Pink slips for principals and teachers. School-funded tutoring for poor kids. Schools are increasingly looking at those kind of consequences for failing to raise math and reading scores.
The federal No Child Left Behind law says that by the 2013-14 school year all students must pass state tests in these subjects.
About half of the states have steady annual goals for increasing the percentage of students passing, or working at their proper grade level. But the other half set the bar very low early on, and starting about now expect big annual achievement gains, according to a report being released Tuesday by the nonpartisan Center on Education Policy.
Educators liken the latter strategy to a balloon payment mortgage, in which home owners have a final payment that is much larger than previous ones.
It's unlikely that states that took that approach can make the kind of gains expected, said Jack Jennings, the center's president.
Schools face consequences
Schools that don't hit testing benchmarks for two years in a row or longer must do things like provide tutoring, transport kids to better-performing schools or replace staff thought to be a part of a school's problems.
Nearly 11,000 schools, or a little more than 10 percent of all public schools — from elementary to high school — have missed their state-set progress goals and are taking corrective steps, according to the Education Department.
That number has been rising slowly and is expected to grow at a faster clip over the next few years.
Ellen Forte, who consults with states on education issues, said she worries that states and school districts are going to have trouble finding the money and personnel to make the required changes. School budgets nationwide are facing cuts because of the downturn in the economy.
"We're going to tap out the resources states have to serve schools, especially if we're identifying so many,'' Forte said.
Ohio is among the states that set very incremental gains early on but now is hoping for big increases in the percent of students passing the tests.
Mitchell Chester, Ohio's former senior associate superintendent who is now Massachusetts' education commissioner, explained what officials there were thinking when they set about complying with the 2002 federal education law.
"Our best hypothesis at the time was that it would take Ohio schools a while to adjust their approach to instruction and improve curriculum,'' he said. "That was the reason we adopted an approach that looked for more incremental progress in the early years of the 12-year trajectory and steeper progress in the later years.''
Goal seen as unrealistic
Chester said he worries that the pressure states face to get all kids passing the tests by 2013-14 is keeping state education officials from making those tests harder.
"I think that the 100-percent proficiency target actually becomes a disincentive for states to raise academic standards,'' he said.
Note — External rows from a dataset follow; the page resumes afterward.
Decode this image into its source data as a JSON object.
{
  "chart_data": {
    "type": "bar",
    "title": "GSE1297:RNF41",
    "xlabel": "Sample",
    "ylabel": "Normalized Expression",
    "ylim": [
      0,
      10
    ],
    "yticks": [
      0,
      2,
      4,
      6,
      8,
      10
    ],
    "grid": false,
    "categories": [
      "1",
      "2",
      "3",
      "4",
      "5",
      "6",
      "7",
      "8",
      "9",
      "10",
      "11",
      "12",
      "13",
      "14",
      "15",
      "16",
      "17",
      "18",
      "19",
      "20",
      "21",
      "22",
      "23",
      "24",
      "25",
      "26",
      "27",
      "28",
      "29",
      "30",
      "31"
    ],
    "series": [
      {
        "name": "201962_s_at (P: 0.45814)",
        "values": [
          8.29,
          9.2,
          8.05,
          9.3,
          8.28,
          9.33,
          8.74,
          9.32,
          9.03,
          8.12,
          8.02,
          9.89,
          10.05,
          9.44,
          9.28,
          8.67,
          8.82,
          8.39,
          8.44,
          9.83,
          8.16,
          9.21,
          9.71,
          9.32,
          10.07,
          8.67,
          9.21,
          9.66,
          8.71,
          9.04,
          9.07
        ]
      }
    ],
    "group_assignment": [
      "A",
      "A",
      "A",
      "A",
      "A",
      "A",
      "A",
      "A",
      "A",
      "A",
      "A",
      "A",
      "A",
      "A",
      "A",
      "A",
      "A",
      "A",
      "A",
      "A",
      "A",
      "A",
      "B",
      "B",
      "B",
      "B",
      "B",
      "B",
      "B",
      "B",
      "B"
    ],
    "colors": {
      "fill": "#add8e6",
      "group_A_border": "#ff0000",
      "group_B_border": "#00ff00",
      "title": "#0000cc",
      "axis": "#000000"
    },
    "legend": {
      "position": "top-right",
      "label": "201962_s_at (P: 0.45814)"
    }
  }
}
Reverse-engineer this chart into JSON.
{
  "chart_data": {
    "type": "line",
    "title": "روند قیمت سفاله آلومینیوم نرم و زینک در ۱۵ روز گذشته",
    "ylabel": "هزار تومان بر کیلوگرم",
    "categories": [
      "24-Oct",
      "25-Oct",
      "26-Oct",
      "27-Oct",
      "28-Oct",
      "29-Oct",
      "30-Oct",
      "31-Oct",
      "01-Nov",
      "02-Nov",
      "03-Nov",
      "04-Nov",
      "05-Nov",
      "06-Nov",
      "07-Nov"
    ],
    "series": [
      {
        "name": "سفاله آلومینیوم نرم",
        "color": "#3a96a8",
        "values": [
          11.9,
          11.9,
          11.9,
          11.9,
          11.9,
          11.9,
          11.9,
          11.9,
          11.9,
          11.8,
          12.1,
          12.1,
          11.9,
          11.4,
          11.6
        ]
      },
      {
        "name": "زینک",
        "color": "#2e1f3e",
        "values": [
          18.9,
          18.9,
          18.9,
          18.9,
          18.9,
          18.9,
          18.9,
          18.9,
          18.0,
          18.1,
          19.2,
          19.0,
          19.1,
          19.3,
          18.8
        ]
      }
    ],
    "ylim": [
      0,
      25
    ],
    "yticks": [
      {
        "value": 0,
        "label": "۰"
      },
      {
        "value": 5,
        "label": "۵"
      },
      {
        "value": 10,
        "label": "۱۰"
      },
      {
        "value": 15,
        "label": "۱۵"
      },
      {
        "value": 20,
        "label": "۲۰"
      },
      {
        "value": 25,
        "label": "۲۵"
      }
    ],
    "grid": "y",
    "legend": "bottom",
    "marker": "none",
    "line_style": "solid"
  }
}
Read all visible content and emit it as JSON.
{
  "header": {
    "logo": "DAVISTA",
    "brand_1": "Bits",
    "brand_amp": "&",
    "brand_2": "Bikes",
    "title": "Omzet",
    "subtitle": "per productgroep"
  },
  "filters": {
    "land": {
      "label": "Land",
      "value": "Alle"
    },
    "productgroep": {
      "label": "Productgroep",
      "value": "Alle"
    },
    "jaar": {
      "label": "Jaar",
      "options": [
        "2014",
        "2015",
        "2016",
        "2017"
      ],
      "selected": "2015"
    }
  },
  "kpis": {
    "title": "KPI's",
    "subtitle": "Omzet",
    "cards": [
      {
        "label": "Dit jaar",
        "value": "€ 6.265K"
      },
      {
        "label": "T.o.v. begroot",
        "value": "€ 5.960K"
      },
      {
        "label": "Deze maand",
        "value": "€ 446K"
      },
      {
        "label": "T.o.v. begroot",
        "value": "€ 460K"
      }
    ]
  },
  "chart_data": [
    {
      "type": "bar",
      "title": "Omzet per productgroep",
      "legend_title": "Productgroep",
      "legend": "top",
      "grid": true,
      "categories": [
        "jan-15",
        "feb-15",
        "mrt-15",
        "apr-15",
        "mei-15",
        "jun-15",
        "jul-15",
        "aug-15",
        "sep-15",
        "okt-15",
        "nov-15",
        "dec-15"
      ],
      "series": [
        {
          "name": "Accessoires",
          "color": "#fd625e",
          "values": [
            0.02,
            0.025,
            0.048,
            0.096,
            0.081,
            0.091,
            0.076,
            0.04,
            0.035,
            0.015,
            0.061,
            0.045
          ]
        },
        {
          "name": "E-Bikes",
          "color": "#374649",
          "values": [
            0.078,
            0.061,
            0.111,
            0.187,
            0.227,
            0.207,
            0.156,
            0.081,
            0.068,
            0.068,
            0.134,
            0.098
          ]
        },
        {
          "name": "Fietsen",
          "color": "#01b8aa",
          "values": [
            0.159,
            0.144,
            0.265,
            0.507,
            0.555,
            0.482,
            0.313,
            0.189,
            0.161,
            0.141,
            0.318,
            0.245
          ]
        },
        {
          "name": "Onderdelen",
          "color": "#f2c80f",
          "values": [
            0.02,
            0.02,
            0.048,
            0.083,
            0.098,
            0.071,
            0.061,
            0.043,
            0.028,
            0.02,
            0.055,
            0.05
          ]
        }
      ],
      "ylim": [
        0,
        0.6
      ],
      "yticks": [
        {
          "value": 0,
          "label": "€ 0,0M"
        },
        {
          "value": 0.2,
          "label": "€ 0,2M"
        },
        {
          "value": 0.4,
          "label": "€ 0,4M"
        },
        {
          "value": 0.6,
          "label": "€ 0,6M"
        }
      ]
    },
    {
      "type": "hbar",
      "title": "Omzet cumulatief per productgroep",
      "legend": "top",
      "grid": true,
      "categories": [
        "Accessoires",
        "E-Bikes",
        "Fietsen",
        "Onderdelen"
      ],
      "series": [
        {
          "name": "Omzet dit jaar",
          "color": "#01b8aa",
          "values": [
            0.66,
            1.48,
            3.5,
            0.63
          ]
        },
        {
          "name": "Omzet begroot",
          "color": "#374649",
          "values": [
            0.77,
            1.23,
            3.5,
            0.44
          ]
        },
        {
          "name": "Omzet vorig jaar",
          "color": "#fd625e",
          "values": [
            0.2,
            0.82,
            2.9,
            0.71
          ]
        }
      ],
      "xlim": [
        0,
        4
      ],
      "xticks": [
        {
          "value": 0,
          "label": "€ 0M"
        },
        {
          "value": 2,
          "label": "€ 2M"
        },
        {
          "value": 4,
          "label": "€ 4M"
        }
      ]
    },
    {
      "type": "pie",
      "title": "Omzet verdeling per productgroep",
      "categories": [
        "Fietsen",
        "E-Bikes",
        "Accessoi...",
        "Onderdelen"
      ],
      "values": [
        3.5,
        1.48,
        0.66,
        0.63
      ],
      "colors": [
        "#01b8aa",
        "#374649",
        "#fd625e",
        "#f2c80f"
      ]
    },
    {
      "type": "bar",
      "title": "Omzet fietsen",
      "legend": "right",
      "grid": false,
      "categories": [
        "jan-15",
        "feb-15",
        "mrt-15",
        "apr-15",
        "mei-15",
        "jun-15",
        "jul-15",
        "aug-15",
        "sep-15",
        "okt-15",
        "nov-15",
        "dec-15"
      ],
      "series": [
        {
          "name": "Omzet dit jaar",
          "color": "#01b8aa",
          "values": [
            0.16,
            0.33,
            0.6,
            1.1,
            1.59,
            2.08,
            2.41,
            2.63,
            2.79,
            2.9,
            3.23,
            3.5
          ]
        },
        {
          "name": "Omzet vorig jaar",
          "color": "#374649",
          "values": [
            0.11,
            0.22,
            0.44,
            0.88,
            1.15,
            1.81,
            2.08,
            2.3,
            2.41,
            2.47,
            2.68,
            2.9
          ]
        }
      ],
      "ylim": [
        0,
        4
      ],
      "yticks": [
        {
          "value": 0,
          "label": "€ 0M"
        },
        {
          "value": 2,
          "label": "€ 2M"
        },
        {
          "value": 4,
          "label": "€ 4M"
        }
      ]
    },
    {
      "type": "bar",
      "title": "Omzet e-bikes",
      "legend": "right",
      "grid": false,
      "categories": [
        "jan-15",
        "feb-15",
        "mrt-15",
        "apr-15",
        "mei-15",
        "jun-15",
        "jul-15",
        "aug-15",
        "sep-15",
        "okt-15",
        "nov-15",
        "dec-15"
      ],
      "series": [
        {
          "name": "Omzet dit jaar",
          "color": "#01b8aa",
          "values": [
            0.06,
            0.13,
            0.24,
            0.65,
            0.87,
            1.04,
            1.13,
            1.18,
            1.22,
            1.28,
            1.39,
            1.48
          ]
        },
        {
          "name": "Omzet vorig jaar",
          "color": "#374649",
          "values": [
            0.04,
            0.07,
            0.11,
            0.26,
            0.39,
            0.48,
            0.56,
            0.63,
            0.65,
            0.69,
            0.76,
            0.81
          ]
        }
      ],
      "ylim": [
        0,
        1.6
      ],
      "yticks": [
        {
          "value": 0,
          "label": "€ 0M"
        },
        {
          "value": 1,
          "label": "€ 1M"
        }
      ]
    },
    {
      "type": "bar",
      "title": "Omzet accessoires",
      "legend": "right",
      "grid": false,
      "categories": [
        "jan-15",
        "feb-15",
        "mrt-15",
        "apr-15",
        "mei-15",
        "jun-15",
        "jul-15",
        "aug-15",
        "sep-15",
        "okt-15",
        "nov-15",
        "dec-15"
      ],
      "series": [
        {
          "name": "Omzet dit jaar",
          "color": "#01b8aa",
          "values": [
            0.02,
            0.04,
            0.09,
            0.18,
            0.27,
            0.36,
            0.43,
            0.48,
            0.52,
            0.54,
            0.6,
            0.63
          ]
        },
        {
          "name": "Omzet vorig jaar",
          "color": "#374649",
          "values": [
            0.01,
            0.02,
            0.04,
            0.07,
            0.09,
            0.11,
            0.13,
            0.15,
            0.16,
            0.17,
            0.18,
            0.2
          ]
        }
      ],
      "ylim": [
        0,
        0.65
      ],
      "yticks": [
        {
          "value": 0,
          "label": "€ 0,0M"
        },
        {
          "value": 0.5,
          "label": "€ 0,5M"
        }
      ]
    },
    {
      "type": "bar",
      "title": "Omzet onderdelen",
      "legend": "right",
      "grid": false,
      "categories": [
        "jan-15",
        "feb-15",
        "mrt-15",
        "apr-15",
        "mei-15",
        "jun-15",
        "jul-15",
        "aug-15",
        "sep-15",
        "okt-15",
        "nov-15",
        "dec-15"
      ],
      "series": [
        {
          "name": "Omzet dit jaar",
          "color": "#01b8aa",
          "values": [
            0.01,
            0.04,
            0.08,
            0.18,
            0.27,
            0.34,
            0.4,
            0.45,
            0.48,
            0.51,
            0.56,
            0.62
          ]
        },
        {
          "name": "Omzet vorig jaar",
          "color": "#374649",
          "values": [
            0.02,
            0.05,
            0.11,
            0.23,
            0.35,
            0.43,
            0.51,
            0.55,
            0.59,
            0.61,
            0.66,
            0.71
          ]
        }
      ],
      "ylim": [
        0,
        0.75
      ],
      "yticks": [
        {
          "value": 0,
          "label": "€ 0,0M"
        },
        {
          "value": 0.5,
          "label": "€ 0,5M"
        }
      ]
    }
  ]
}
Jennings said many state officials saw the 2013-14 goal as unrealistic and likely to be changed, so they just put off the law's effects.
Efforts to revise the No Child Left Behind failed in Congress this year, and the 2013-14 goal remains in place. That means, eventually, that even states that expect schools to make gradual gains will find a lot of schools falling short of the 100-percent mark in six years, Jennings said.
However, he added that scores are up on state tests across the country, and having an end goal is probably part of the reason. "Unless you have a deadline, people put things off so there is some purpose in having a goal,'' Jennings said.
But it should be more realistic, says Michael Petrilli, vice president at the Thomas B. Fordham Institute, a Washington-based education think tank.
"To say 100 percent is just silly, and it creates frustration in the education system. Educators look at that goal and say, 'These people must be kidding,''' Petrilli said.
Parents want results now
Even if educators have that view, parents don't, says Kerri Briggs, the Education Department's assistant secretary for elementary and secondary education.
"They would like their kids to be on grade level now and not 50 years from now, not 20 years from now, but this year,'' Briggs said.
Briggs also noted that the law had reasonable exceptions.
For example, the reading scores of newly arrived immigrants don't count. Schools also are allowed to exclude test scores when a racial group is too small to be statistically significant, and when students' privacy could be jeopardized. In addition, students with disabilities may be given easier tests than those given to other students.
There is one other way schools can avoid the penalties associated with missing benchmarks under No Child Left Behind: If schools miss annual testing goals but show they have reduced the number of kids failing by 10 percent from the previous year, they can avoid penalties. They also must make progress in another area, often attendance.